Polythermal Study of Component Solubility and Phase Equilibria in the Ternary Water–Dipropylamine–Diisopropylamine System for Extraction Applications

Phase equilibria, mutual solubility of components, and critical phenomena were studied using the visual polythermal method in mixtures of the ternary water–dipropylamine–diisopropylamine system over the temperature range of –5 to 90°C. Polytherms of phase states were constructed for fourteen sections of the composition triangle, revealing phase separation into two liquid phases. At temperatures below 0°C, some mixtures formed saturated solutions with a solid ice phase. The temperature dependence of the compositions corresponding to critical solubility points was determined using the liquid-phase volume ratio method.

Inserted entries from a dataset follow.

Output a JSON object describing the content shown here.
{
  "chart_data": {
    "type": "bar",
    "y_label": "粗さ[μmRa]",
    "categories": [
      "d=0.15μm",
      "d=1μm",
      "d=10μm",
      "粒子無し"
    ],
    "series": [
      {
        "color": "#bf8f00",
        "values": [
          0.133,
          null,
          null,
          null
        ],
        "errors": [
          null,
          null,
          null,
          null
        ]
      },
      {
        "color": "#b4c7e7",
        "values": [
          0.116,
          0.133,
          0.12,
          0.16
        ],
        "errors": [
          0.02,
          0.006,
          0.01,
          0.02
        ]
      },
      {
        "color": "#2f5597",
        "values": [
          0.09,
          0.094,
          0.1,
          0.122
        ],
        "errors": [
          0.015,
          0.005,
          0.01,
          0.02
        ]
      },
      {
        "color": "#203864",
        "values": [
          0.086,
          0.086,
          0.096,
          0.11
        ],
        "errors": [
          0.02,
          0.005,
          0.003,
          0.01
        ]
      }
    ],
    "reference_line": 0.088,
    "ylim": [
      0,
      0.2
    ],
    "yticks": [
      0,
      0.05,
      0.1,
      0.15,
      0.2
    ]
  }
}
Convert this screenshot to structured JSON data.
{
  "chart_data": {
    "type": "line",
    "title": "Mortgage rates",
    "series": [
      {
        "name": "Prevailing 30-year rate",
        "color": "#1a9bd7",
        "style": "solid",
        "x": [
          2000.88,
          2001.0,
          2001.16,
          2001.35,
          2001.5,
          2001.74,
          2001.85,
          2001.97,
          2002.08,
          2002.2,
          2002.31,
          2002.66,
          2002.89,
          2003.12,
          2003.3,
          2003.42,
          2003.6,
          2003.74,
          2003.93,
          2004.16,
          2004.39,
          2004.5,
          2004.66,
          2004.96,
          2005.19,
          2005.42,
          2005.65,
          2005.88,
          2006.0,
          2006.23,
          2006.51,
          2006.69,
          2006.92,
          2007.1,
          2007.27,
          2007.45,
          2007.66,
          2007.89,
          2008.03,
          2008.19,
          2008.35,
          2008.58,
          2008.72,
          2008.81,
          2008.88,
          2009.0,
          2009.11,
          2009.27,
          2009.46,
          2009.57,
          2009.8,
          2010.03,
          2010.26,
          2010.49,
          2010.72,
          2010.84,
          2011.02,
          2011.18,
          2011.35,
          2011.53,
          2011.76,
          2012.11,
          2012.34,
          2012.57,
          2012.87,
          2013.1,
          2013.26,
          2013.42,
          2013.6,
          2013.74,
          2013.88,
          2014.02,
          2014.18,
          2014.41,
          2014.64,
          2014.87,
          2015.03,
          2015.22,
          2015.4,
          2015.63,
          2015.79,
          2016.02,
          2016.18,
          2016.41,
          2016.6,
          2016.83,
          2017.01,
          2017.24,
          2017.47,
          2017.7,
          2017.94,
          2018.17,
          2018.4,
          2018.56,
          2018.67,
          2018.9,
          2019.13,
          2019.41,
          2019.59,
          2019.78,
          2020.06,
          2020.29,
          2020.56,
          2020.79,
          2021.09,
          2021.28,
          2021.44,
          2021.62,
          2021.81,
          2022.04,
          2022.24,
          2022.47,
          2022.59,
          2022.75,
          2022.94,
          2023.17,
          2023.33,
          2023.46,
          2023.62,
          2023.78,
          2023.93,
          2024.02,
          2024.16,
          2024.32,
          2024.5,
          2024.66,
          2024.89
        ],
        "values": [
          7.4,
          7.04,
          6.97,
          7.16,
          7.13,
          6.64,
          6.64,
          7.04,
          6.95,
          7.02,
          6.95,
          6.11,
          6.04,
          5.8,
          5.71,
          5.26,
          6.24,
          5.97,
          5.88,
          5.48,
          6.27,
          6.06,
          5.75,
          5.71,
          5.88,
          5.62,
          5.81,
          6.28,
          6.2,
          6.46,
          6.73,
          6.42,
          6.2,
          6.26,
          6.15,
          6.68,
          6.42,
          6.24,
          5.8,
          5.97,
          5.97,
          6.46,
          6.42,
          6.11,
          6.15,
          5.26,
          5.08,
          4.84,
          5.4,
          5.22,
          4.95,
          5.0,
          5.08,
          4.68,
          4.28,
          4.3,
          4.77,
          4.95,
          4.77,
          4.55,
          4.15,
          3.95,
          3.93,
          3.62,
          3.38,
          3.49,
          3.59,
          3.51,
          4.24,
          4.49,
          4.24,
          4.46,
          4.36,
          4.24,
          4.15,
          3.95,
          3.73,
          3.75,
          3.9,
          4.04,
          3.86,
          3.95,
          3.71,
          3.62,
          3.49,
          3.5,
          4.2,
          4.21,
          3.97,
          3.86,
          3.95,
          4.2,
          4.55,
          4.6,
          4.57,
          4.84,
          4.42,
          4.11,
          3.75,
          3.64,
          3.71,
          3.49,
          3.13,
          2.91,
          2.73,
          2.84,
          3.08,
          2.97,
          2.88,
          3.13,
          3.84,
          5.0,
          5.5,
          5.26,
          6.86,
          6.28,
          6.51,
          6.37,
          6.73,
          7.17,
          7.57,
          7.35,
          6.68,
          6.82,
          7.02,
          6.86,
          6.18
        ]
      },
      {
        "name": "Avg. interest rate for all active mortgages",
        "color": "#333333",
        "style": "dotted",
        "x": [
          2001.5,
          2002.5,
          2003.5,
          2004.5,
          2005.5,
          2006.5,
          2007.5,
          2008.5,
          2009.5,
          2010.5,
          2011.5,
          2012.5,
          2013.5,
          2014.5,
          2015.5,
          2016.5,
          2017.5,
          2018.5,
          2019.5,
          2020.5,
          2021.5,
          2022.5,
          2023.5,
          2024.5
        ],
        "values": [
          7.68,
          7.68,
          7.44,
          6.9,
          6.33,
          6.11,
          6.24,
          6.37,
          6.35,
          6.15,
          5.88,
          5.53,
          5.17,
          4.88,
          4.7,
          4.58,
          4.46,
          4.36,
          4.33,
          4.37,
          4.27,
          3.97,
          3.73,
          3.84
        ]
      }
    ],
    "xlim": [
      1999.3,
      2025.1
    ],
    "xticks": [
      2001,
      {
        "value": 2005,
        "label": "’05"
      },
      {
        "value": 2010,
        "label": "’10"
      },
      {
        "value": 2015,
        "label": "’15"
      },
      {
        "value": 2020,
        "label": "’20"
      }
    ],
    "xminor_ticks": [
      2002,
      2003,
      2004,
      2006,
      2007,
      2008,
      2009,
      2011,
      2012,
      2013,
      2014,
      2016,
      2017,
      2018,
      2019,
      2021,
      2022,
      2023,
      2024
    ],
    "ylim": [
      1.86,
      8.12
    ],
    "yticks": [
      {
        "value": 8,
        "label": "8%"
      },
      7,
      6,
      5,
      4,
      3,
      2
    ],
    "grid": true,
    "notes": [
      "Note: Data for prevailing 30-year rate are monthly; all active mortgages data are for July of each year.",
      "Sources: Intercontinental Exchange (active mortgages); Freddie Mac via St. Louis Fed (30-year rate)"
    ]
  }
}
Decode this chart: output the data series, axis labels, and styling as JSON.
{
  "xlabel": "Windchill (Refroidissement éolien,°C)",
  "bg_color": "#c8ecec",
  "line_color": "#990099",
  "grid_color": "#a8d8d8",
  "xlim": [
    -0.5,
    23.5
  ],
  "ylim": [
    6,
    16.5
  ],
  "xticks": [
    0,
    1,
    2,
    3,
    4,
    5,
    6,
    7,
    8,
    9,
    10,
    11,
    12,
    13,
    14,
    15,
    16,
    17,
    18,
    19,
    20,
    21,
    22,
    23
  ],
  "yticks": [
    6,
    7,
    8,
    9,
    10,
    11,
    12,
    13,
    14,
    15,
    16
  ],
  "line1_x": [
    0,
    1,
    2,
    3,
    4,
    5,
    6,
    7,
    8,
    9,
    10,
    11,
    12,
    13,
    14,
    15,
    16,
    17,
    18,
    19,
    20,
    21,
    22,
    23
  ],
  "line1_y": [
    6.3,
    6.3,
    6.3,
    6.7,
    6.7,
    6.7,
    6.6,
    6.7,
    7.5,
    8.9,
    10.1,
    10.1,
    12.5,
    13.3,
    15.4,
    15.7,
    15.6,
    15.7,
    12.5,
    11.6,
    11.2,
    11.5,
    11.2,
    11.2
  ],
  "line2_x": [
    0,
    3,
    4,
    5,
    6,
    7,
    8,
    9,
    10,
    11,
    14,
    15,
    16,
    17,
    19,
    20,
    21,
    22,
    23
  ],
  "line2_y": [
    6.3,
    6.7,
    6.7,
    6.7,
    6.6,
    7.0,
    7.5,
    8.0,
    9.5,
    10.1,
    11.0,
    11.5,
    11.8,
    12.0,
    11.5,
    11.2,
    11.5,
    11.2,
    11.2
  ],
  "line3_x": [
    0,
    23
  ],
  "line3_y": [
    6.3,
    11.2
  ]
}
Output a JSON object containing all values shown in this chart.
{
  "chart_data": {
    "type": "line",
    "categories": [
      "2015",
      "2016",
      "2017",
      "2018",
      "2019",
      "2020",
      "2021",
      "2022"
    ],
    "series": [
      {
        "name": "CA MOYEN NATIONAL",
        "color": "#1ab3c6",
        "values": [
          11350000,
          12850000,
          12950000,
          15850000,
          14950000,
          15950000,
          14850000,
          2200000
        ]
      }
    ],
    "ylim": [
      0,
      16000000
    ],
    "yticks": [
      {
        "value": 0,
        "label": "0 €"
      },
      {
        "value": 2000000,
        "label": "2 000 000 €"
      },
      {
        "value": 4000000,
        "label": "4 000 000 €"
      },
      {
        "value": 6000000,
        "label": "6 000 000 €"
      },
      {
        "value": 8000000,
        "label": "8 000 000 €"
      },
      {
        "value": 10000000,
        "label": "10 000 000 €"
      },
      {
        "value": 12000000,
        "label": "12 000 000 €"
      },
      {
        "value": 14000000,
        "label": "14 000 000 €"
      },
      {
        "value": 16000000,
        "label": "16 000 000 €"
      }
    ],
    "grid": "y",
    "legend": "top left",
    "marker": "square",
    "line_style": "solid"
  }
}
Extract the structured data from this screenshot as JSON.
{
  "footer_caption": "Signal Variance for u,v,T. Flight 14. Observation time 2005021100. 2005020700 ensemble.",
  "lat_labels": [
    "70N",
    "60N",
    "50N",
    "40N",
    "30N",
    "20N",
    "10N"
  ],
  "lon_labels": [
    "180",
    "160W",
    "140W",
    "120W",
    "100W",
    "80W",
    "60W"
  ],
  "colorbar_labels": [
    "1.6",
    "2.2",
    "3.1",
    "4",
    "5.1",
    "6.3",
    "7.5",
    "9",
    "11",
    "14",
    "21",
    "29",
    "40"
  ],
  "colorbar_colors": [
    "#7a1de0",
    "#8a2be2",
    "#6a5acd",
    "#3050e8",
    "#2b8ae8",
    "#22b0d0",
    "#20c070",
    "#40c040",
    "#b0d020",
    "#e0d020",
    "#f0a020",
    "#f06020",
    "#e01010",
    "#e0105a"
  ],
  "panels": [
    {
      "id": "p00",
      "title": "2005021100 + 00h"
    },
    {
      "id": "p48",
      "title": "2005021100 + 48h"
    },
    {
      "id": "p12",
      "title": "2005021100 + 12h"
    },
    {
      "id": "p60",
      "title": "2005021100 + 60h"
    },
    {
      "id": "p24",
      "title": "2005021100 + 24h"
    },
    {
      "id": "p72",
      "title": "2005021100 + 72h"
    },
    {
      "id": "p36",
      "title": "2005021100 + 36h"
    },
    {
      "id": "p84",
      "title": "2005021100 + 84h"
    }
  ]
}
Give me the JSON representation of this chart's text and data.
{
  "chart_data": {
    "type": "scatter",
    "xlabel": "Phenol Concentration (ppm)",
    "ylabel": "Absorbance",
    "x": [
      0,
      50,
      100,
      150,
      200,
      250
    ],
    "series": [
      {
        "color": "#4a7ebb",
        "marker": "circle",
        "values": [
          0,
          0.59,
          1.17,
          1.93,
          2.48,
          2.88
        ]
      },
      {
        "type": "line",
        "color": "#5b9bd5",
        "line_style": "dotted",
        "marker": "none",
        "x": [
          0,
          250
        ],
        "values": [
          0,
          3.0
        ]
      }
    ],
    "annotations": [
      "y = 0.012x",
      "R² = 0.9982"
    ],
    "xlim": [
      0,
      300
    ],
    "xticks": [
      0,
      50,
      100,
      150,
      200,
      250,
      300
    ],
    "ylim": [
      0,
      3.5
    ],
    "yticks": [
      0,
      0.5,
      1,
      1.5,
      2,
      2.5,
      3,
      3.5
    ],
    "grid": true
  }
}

Component solubility was measured at twelve temperatures, and isothermal phase diagrams were constructed at –5.0, –4.7, –3.0, –2.0, –1.9, 0.0, 10.0, 15.0, 25.0, 27.3, 30.0, and 90.0°C. The topological transformation of the phase diagram with temperature changes is typical for ternary liquid systems containing a binary liquid system with strong intermolecular interactions, which, in this case, is the dipropylamine–diisopropylamine system. At 27.3–90.0°C, a delamination field extends from the water–dipropylamine side of the composition triangle to the water–diisopropylamine side, while below 27.3°C, the two-liquid-phase region shifts toward the water–dipropylamine boundary. Delamination field becomes metastable in the range of –4.7 to ‒1.9°C. As the temperature decreases, mutual solubility increases, and the two-liquid-phase region shrinks. A dipropylamine–diisopropylamine mixture shows potential for water extraction, extractive salt crystallization, seawater desalination, and the treatment of hypersaline solutions.